WASHINGTON -- The Obama administration launched its troubled health care insurance Web site after only a minimum of crucial system-wide testing, despite contractors warning officials repeatedly about performance risks, a congressional panel heard...

WASHINGTON - The Obama administration launched its troubled health care insurance Web site after only a minimum of crucial system-wide testing, despite contractors warning officials repeatedly about performance risks, a congressional panel heard Thursday.
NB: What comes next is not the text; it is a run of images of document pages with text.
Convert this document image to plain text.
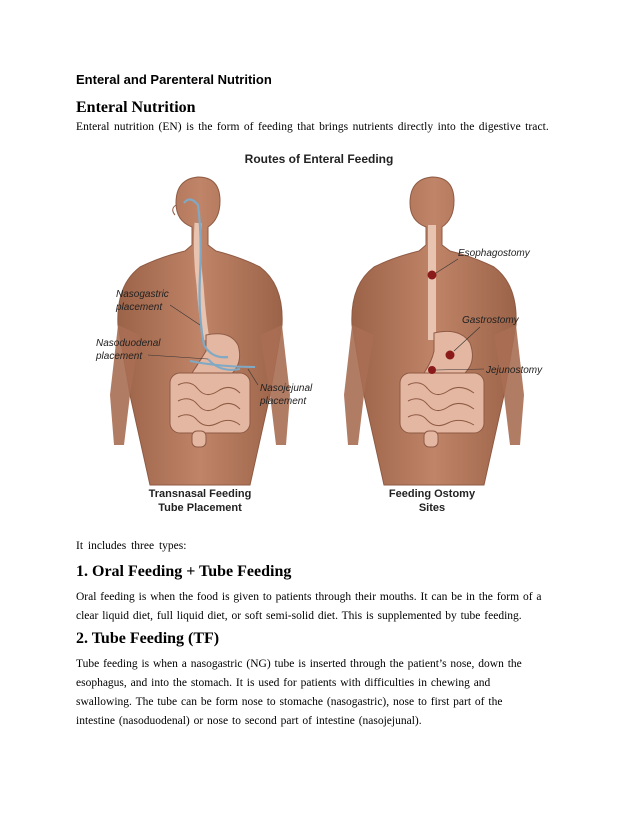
Enteral and Parenteral Nutrition
Enteral Nutrition
Enteral nutrition (EN) is the form of feeding that brings nutrients directly into the digestive tract.
Routes of Enteral Feeding
Nasogastric
placement
Nasoduodenal
placement
Nasojejunal
placement
Esophagostomy
Gastrostomy
Jejunostomy
Transnasal Feeding
Tube Placement
Feeding Ostomy
Sites
It includes three types:
1. Oral Feeding + Tube Feeding
Oral feeding is when the food is given to patients through their mouths. It can be in the form of a
clear liquid diet, full liquid diet, or soft semi-solid diet. This is supplemented by tube feeding.
2. Tube Feeding (TF)
Tube feeding is when a nasogastric (NG) tube is inserted through the patient’s nose, down the
esophagus, and into the stomach. It is used for patients with difficulties in chewing and
swallowing. The tube can be form nose to stomache (nasogastric), nose to first part of the
intestine (nasoduodenal) or nose to second part of intestine (nasojejunal).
Witnesses said the administration did not conduct end-to-end testing of the system’s technology backbone until just the two weeks before one of the lynchpins of President Obama’s landmark healthcare policy opened to consumers Oct. 1. At a U.S. House of Representatives oversight committee hearing, contractors also blamed the administration for a last-minute design change that has been identified as a flaw responsible for leading millions of visitors into system bottlenecks.
Julie Bataille, a spokeswoman for the Centers for Medicare and Medicaid Services, the agency implementing the online marketplace, acknowledged the contractors’ testimony.
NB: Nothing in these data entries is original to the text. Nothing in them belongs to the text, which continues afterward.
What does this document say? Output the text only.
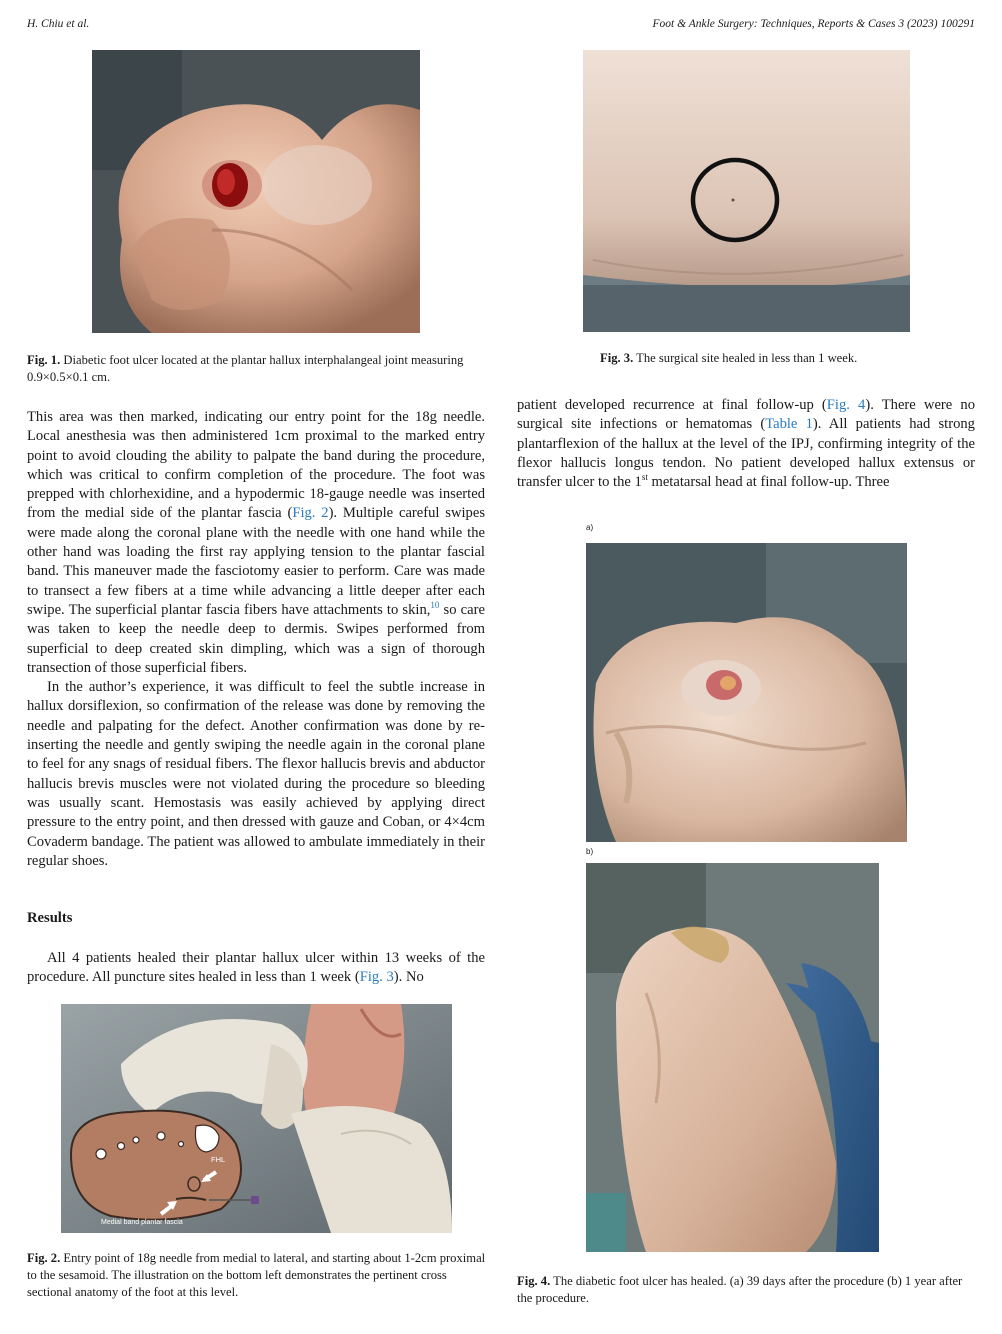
H. Chiu et al.	Foot & Ankle Surgery: Techniques, Reports & Cases 3 (2023) 100291

Fig. 1. Diabetic foot ulcer located at the plantar hallux interphalangeal joint measuring 0.9×0.5×0.1 cm.

Fig. 3. The surgical site healed in less than 1 week.

This area was then marked, indicating our entry point for the 18g needle. Local anesthesia was then administered 1cm proximal to the marked entry point to avoid clouding the ability to palpate the band during the procedure, which was critical to confirm completion of the procedure. The foot was prepped with chlorhexidine, and a hypodermic 18-gauge needle was inserted from the medial side of the plantar fascia (Fig. 2). Multiple careful swipes were made along the coronal plane with the needle with one hand while the other hand was loading the first ray applying tension to the plantar fascial band. This maneuver made the fasciotomy easier to perform. Care was made to transect a few fibers at a time while advancing a little deeper after each swipe. The superficial plantar fascia fibers have attachments to skin,$^{10}$ so care was taken to keep the needle deep to dermis. Swipes performed from superficial to deep created skin dimpling, which was a sign of thorough transection of those superficial fibers.

In the author’s experience, it was difficult to feel the subtle increase in hallux dorsiflexion, so confirmation of the release was done by removing the needle and palpating for the defect. Another confirmation was done by re-inserting the needle and gently swiping the needle again in the coronal plane to feel for any snags of residual fibers. The flexor hallucis brevis and abductor hallucis brevis muscles were not violated during the procedure so bleeding was usually scant. Hemostasis was easily achieved by applying direct pressure to the entry point, and then dressed with gauze and Coban, or 4×4cm Covaderm bandage. The patient was allowed to ambulate immediately in their regular shoes.

Results

All 4 patients healed their plantar hallux ulcer within 13 weeks of the procedure. All puncture sites healed in less than 1 week (Fig. 3). No

patient developed recurrence at final follow-up (Fig. 4). There were no surgical site infections or hematomas (Table 1). All patients had strong plantarflexion of the hallux at the level of the IPJ, confirming integrity of the flexor hallucis longus tendon. No patient developed hallux extensus or transfer ulcer to the 1st metatarsal head at final follow-up. Three

FHL
Medial band plantar fascia

Fig. 2. Entry point of 18g needle from medial to lateral, and starting about 1-2cm proximal to the sesamoid. The illustration on the bottom left demonstrates the pertinent cross sectional anatomy of the foot at this level.

a)
b)

Fig. 4. The diabetic foot ulcer has healed. (a) 39 days after the procedure (b) 1 year after the procedure.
“Due to a compressed time frame the system wasn’t tested enough,” Bataille said. “What’s important to realize is that we are putting in place a much more robust performance testing system now.”
She also told reporters that in-house “business decisions” prompted Centers for Medicare and Medicaid Services to require online visitors to create accounts before shopping for health plans and prompted the agency to assume the key role of system integrator for Healthcare.gov.
The glitches, delays and errors that have characterized the Web site are a growing concern for Republicans and Democrats alike. The administration is racing to solve the problems in time for millions of uninsured Americans to enroll for coverage and begin receiving health benefits from Jan. 1, as stipulated by the 2010 Affordable Care Act, commonly known as “Obamacare.”
CMS said Thursday that about 700,000 applications have been submitted so far for U.S. health care coverage through the exchanges.
“We would certainly have liked to see as much time as possible for end-to-end testing,” said Andrew Slavitt, executive vice president for the parent of CGI Federal and Quality Software Services Inc., a unit of health insurer UnitedHealth Group.
QSSI produced the federal data hub and a software tool for creating online consumer accounts, which was at the center of early logjam problems. The design change involved turning off anonymous browsing and requiring online visitors to create accounts before researching health plan information and determining their eligibility for federal subsidies to help pay premiums.

Months of testing preferred
Slavitt and Cheryl Campbell, senior vice president for CGI Federal, the main contractor, said months of testing would have been preferable for a big new information technology system but that the testing schedule for Healthcare.gov was determined by Centers for Medicare and Medicaid Services.
The rollout went ahead after CGI Federal and Quality Software Services Inc. said it made Centers for Medicare and Medicaid Services aware of its concerns throughout the system’s development, but Slavitt was not aware of any response from the agency.
“The concerns that we had, which were mostly related to testing and the inability to get as much testing as we’d like - we expressed all of those concerns and risks to CMS,” he said. “My understanding is they understood those and were working on them. But I don’t know further.”
Healthcare.gov is the online web portal for a federal health insurance marketplace that contractors described as one of the most complicated large-scale IT systems in existence.